Ciura VA, Brouwers HB, Pizzolato R, Ortiz CJ, Rosand J, Goldstein JN, et al. Spot Sign on 90-Second Delayed Computed Tomography Angiography Improves Sensitivity for Hematoma Expansion and Mortality: Prospective Study. Stroke. 2014
Prachi Mehndiratta, MD
It is common knowledge amongst the stroke community that a spot sign seen on a CT angiogram predicts hematoma expansion in patients with Intracerebral hemorrhage (ICH). Size of the hematoma is an independent predictor of poor outcome and all attempts are made to prevent the increase in size by use of hemostatic medications and blood pressure control. The authors of this study hypothesize that addition of a 90 second delayed CT would help capture additional ICH patients with the spot sign and increase the sensitivity for predicting hematoma expansion and poor outcome. Patients with spontaneous ICH were enrolled prospectively between February 2012 and August 2013 and underwent a non-contrast head CT, immediately followed by CTA of the head with a 90 second delayed acquisition through the hematoma volume.
All CTA studies were independently reviewed by two board-certified radiologists and the spot sign was identified as a focus of contrast pooling within the ICH with an attenuation ≥120 HU that was discontinuous from normal or abnormal vasculature adjacent to the ICH and was of any size and morphology. Hematoma expansion was considered significant if the volume increased by 6ml or by 33% from baseline. A multivariate logistic regression model was utilized to analyze data and sensitivity, specificity and positive/negative predictive values were calculated.

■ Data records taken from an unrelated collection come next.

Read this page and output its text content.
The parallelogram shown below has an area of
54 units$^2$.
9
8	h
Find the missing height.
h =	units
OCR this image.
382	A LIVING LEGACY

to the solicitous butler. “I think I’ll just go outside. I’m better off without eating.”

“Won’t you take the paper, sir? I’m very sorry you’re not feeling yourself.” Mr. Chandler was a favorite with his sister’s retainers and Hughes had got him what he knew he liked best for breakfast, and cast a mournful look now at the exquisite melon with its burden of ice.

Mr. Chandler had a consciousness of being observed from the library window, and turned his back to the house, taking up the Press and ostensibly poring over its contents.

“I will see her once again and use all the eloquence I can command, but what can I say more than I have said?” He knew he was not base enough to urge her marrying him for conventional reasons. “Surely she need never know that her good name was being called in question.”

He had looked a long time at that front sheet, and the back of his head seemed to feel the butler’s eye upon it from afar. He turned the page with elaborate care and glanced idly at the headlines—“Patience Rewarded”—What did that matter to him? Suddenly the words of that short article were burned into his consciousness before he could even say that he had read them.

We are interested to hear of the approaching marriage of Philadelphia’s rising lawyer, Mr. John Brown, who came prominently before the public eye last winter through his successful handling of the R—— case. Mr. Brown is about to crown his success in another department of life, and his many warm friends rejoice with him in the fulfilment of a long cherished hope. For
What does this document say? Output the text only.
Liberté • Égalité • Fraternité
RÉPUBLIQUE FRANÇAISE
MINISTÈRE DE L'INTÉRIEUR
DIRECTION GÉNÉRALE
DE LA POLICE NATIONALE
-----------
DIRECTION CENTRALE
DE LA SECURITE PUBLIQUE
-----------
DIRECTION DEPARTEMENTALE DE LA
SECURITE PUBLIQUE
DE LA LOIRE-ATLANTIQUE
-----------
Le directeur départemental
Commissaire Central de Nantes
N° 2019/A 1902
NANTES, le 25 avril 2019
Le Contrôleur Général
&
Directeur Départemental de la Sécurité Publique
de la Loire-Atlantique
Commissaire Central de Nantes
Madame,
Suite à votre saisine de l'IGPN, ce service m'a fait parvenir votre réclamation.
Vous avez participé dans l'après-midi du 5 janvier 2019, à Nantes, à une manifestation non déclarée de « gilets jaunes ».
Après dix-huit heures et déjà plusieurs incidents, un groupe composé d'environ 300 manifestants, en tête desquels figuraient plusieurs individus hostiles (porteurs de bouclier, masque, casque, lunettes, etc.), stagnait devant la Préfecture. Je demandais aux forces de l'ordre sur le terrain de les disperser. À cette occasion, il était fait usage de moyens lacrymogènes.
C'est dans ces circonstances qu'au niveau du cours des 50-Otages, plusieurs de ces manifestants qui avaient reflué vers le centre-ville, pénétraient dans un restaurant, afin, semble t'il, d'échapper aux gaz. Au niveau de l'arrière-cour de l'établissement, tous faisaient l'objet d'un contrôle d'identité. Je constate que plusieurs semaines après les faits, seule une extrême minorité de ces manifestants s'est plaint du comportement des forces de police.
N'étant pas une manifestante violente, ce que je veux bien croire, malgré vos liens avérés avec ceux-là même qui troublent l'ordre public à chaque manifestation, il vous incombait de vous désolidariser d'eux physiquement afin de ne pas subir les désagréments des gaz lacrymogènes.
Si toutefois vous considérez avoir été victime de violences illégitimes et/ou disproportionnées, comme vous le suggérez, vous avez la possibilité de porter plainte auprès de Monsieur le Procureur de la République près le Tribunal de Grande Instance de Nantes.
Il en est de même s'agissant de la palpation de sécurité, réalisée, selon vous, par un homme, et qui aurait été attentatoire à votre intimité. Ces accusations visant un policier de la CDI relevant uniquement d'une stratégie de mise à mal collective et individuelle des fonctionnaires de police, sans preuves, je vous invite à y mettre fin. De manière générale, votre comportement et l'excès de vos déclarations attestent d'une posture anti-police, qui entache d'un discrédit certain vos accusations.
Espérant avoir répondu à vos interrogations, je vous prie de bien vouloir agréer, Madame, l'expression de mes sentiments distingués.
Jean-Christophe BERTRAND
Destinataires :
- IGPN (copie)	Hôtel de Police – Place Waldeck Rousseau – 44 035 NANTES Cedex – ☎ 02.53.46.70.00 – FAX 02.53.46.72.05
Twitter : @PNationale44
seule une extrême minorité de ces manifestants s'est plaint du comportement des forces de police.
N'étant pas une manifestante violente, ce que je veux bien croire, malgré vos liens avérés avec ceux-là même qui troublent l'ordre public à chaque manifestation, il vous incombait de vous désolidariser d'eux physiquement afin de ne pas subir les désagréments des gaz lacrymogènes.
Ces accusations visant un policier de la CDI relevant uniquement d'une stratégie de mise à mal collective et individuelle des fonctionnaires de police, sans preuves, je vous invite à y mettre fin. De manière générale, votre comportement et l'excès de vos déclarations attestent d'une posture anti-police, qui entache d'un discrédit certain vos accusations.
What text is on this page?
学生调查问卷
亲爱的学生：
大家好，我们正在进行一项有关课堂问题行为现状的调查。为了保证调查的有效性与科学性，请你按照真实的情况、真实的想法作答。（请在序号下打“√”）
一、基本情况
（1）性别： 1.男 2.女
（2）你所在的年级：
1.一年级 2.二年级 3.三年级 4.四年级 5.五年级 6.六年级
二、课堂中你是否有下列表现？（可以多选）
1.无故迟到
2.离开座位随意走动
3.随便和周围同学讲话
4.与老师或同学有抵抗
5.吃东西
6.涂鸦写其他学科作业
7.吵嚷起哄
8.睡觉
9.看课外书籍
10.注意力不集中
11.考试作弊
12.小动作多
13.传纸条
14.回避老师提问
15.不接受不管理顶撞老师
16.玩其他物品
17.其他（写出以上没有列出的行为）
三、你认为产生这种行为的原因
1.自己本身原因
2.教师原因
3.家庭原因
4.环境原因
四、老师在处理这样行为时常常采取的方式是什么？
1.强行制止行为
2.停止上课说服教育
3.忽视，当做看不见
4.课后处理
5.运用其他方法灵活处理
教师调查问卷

A total of 121 patients were enrolled in the study however only 74 had follow up CT scans and were included in the primary analysis. A total of 15 patients had a positive spot sign detected on any CTA and the overall rate of hematoma expansion was 15%. Hematoma expansion was predominantly seen in the spot sign positive group (47% vs. 7%). Accuracy measures for the spot sign on delayed CTA were: sensitivity 55%, specificity 87%, PPV 43%, NPV 92%, accuracy 82%. When the CT scans for all 121 patients were analyzed the spot sign was seen on 36 scans, with 15 detected exclusively on the delayed 90 second imaging. The presence of a spot sign and high blood glucose levels were independent predictors of mortality in the multivariate logistic regression model. Greater than 95% of these patients with a positive spot sign were dead at follow up.
This study re-enforces that spot sign is a predictor of hematoma expansion and poor outcome. The 90 second sequence is cost effective and time efficient however the numbers in the study are really small. The question arises – are we going to try everything to detect a spot sign? The authors conclude that the delayed 90 second sequence may help select patients eligible hemostatic intervention but we need to ask ourselves if it really changes clinical practice. Although the spot sign is predictive of expansion, it is only seen in a small percent of patients with ICH and a delayed CT has a sensitivity of 55% to detect a spot sign. If a safe hemostatic medication is available and approved, I wonder if we would be so selective in its use. Let’s reserve our judgement till the SPOTLIGHT (spot sign selection of intracerebral hemorrhage to guide hemostatic therapy trial) is on ICH treatment with hemostatic therapy.